In the past several months, attorneys for the oil company have tried to raise doubts over claims made by the plaintiffs alleging environmental damage by Texaco (currently owned by Chevron) in the Ecuadorian rainforest. With a verdict expected soon in that multibillion-dollar lawsuit, Chevron filed a racketeering lawsuit yesterday against the legal team representing the plaintiffs. The federal lawsuit filed under the Racketeer Influenced and Corrupt Organizations Act (RICO) alleged that the Ecuadorian plaintiffs and their legal team aim to “extort (Chevron) into paying to stop the campaign against it". Furthermore, Chevron seeks a court order making any decision against the company in Ecuador unenforceable in the U.S.
Among those named as defendants in the RICO suit are lawyer Pablo Fajardo and community organizer Luis Yanza who both received the 2008 Goldman Environmental Prize for their work on the Ecuadorian case. Meanwhile, a spokesperson for the Ecuadorian plaintiffs accused Chevron of “corporate bullying at its worse.”

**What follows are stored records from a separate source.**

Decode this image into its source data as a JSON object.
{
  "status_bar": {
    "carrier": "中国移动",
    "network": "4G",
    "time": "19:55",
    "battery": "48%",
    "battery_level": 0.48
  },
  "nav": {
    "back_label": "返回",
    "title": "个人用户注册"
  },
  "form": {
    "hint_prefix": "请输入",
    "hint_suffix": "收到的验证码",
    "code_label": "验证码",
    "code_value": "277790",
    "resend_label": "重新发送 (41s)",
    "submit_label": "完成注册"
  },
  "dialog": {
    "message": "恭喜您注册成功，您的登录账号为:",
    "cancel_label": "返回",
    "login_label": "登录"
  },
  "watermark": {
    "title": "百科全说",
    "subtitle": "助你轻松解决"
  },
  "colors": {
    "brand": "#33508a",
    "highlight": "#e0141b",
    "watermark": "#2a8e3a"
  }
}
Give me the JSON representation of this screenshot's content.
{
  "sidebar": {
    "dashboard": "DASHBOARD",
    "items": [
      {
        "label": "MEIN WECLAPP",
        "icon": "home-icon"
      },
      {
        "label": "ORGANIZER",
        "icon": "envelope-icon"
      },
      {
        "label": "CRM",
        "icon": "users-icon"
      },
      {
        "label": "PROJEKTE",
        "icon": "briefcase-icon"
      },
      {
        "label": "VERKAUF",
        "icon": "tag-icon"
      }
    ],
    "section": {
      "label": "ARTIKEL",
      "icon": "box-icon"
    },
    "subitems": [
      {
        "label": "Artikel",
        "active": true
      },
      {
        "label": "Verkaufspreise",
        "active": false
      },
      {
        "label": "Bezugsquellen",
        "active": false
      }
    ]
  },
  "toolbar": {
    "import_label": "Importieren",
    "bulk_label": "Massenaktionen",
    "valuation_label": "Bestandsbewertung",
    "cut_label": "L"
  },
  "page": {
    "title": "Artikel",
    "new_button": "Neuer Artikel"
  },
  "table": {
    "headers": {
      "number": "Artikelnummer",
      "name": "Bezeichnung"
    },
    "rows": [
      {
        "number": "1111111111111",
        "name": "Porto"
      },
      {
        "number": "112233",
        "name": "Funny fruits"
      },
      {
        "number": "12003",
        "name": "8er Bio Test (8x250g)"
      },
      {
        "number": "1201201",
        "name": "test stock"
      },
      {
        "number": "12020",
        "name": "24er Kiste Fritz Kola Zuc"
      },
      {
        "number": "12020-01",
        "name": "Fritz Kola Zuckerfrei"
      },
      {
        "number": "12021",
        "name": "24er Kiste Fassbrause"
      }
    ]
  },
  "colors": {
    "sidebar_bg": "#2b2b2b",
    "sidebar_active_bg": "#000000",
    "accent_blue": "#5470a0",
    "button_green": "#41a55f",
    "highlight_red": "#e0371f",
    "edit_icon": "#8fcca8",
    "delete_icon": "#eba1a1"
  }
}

According to one analyst interviewed by the San Francisco Chronicle, the aim of the RICO suit may not be to seek a verdict but instead to put pressure on the Ecuadorians:
“The idea (behind the RICO statues) was to go after organized crime rings, but if you look at the law on its face, there are a number of situations it might cover that Congress might not have intended," said Sean Hecht, executive director of the Environmental Law Center at UCLA.The lawsuit against Chevron has been filled with plenty of twists and turns; for instance, the firm won access to outtakes from a documentary about the lawsuit despite the objections of the filmmaker.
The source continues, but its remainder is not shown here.